If you agree with that then my challenge to you is to answer (or, posit how one might be able to answer) the following questions based solely on on-chain data:

  1. How many bitcoin wallets do I have? (I, who is me, who is the author of this article)

  2. How many bitcoins do I have? This includes coins stored in custody at eg. exchanges.

    Here is a bitcoin transaction.

  3. Who owns the originator wallet? Who owns the recipient wallet?

  4. Can we know for sure that they are different people?

  5. Can we know for sure what relationship the owner of each wallet has to the other?

  6. Can we identify the purpose or putative purpose of this transaction?

    Here is a ‘dormant’ bitcoin address. At the time of writing, it holds a hair under 80k bitcoins.

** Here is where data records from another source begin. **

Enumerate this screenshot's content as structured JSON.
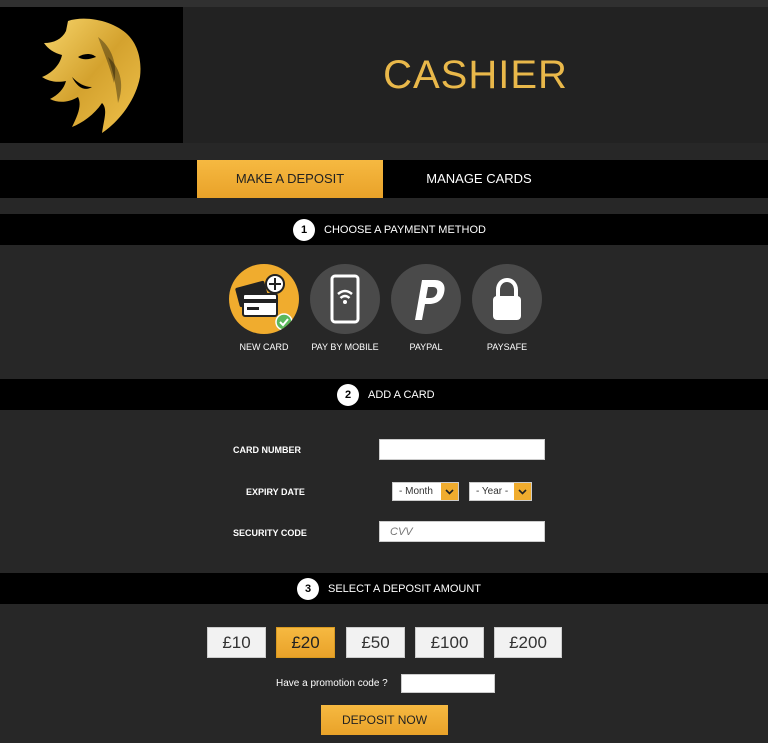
{
  "header": {
    "title": "CASHIER"
  },
  "tabs": {
    "deposit": "MAKE A DEPOSIT",
    "manage": "MANAGE CARDS"
  },
  "steps": [
    {
      "number": "1",
      "label": "CHOOSE A PAYMENT METHOD"
    },
    {
      "number": "2",
      "label": "ADD A CARD"
    },
    {
      "number": "3",
      "label": "SELECT A DEPOSIT AMOUNT"
    }
  ],
  "payment_methods": [
    {
      "label": "NEW CARD",
      "icon": "credit-card-add-icon",
      "selected": true
    },
    {
      "label": "PAY BY MOBILE",
      "icon": "mobile-phone-icon"
    },
    {
      "label": "PAYPAL",
      "icon": "paypal-icon"
    },
    {
      "label": "PAYSAFE",
      "icon": "paysafe-lock-icon"
    }
  ],
  "card_form": {
    "card_number_label": "CARD NUMBER",
    "card_number_value": "",
    "expiry_label": "EXPIRY DATE",
    "month": "- Month",
    "year": "- Year -",
    "security_label": "SECURITY CODE",
    "cvv_placeholder": "CVV"
  },
  "amounts": [
    {
      "label": "£10"
    },
    {
      "label": "£20",
      "selected": true
    },
    {
      "label": "£50"
    },
    {
      "label": "£100"
    },
    {
      "label": "£200"
    }
  ],
  "promo": {
    "label": "Have a promotion code ?",
    "value": ""
  },
  "deposit_button": "DEPOSIT NOW",
  "colors": {
    "accent": "#f0ac2e",
    "title": "#e9b84a",
    "bar": "#000000",
    "background": "#272727"
  }
}
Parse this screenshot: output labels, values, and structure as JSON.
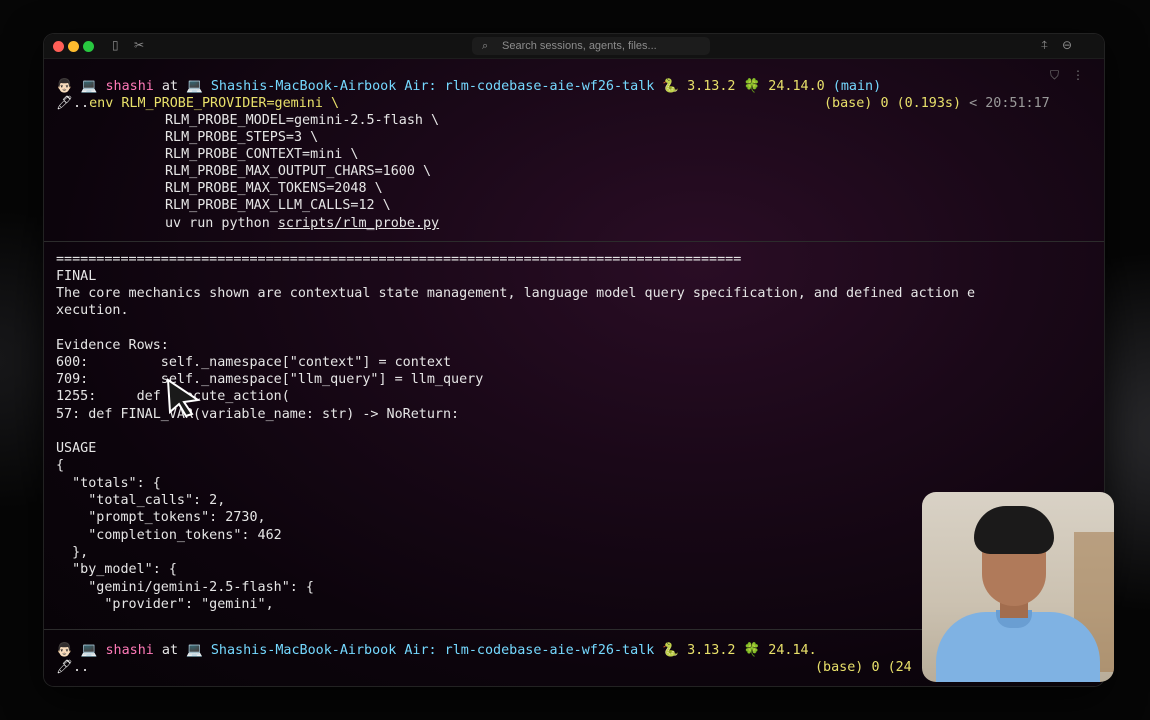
{
  "app": {
    "search_placeholder": "Search sessions, agents, files..."
  },
  "prompt": {
    "emoji_left": "👨🏻 💻",
    "user": "shashi",
    "at": "at",
    "host_prefix": "💻",
    "host": "Shashis-MacBook-Airbook Air:",
    "dir": "rlm-codebase-aie-wf26-talk",
    "py_icon": "🐍",
    "py_version": "3.13.2",
    "node_icon": "🍀",
    "node_version": "24.14.0",
    "branch": "(main)",
    "status_env": "(base)",
    "status_code": "0",
    "status_time": "(0.193s)",
    "status_clock": "< 20:51:17"
  },
  "command": {
    "lead": "🖊..",
    "first": "env RLM_PROBE_PROVIDER=gemini \\",
    "args": [
      "RLM_PROBE_MODEL=gemini-2.5-flash \\",
      "RLM_PROBE_STEPS=3 \\",
      "RLM_PROBE_CONTEXT=mini \\",
      "RLM_PROBE_MAX_OUTPUT_CHARS=1600 \\",
      "RLM_PROBE_MAX_TOKENS=2048 \\",
      "RLM_PROBE_MAX_LLM_CALLS=12 \\"
    ],
    "run_prefix": "uv run python ",
    "script": "scripts/rlm_probe.py"
  },
  "output": {
    "separator": "=====================================================================================",
    "final_label": "FINAL",
    "final_text_1": "The core mechanics shown are contextual state management, language model query specification, and defined action e",
    "final_text_2": "xecution.",
    "evidence_label": "Evidence Rows:",
    "evidence": [
      "600:         self._namespace[\"context\"] = context",
      "709:         self._namespace[\"llm_query\"] = llm_query",
      "1255:     def execute_action(",
      "57: def FINAL_VAR(variable_name: str) -> NoReturn:"
    ],
    "usage_label": "USAGE",
    "usage_json": [
      "{",
      "  \"totals\": {",
      "    \"total_calls\": 2,",
      "    \"prompt_tokens\": 2730,",
      "    \"completion_tokens\": 462",
      "  },",
      "  \"by_model\": {",
      "    \"gemini/gemini-2.5-flash\": {",
      "      \"provider\": \"gemini\","
    ]
  },
  "prompt2": {
    "node_version_cut": "24.14.",
    "status_env": "(base)",
    "status_code": "0",
    "status_time_cut": "(24",
    "lead": "🖊.."
  },
  "colors": {
    "user": "#ff7ab8",
    "host": "#75d9ff",
    "dir": "#75d9ff",
    "version": "#e8e06a",
    "status": "#e8e06a"
  }
}
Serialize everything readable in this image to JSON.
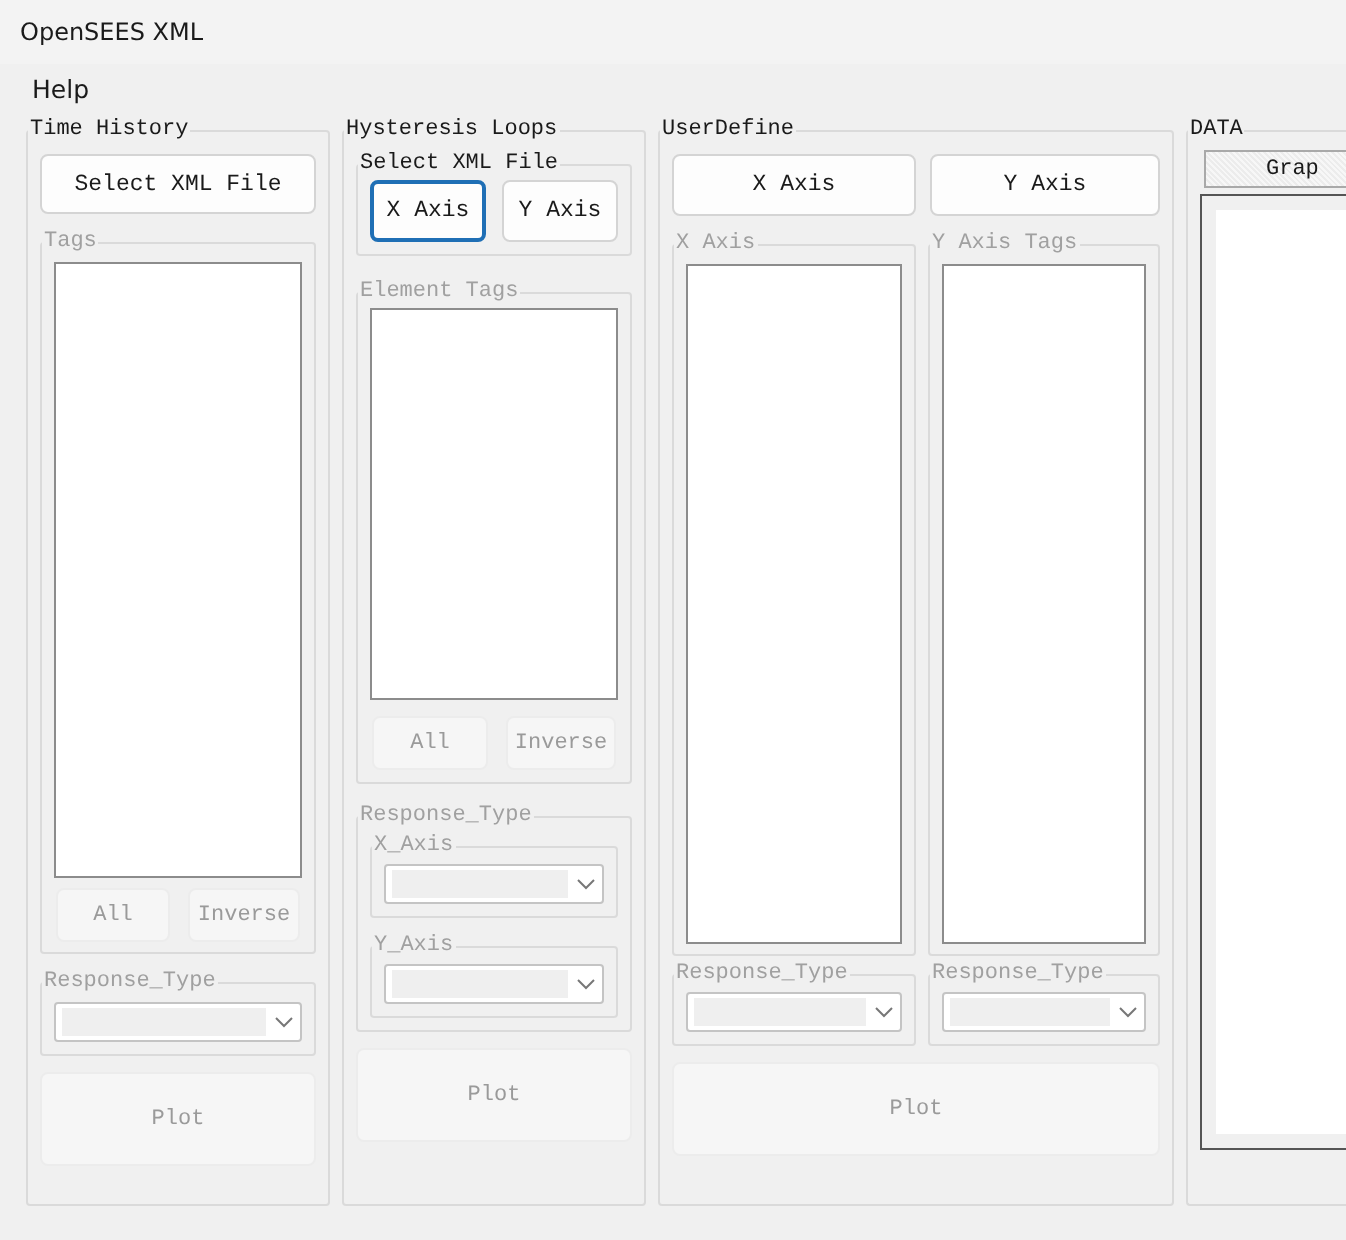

This address has only received bitcoins, and never sent them.

  7. If the owner claims to have forgotten or lost their private key, do you suppose they have lost these bitcoins for all relevant legal purposes? (eg. taxation, estate planning, divorce proceedings)1

  8. How would you know that the owner is or is not lying about having lost the key?

  9. If multiple separate people simultaneously and independently claimed to be the true owner of these bitcoins and to have lost the private keys, and if this was important for eg. tax purposes (regardless of whether the bitcoins are recoverable), what information would the blockchain provide to resolve this dispute?

    Here is a bitcoin address associated with ransomware.

  10. It is illegal to pay ransomware operators in some jurisdictions. Can you determine if any payments to this address were made in respect of organisations in such jurisdictions?

    Here is an old wallet address associated with Binance. I have chosen Binance because it is a well-known exchange and I do not claim that they have done anything untoward with this wallet, it’s purely for example.

  11. Can you provide an exhaustive list of their other wallets, and of their total BTC in custody?

  12. Are there seperate wallets for operational funds and customer deposits, and can you identify which is which?

  13. Can you precisely seperate operational transfers from customer deposits/withdrawals?
  14. Of the withdrawals, can you conclusively prove that none of them were made to wallets under the control of Binance staff or insiders?
  15. Can you prove that the total of all bitcoins Binance have in custody are at least equal to the total value of customer wallets?
  16. Some of the questions I have posed may be answerable with off-chain data. Would similar questions as these not be answerable -or less readily answerable - by the competent authorities within the traditional system?

If bitcoin is as transparent and auditable as bitcoiners claim, these questions should be easy to answer. If this system is at least more transparent and auditable than Tradfi, then they should at least be easier to answer than similar questions asked in Tradfi land.

Obtaining transaction data is not the challenge in conducting an audit in traditional finance. Transaction data may not be public information, but it is not hidden from auditors. That bitcoin transaction data is public does not solve the problems that exist in traditional auditing.

  1. This one’s a freebie! Try to imagine how it might shake out under different legislative environments.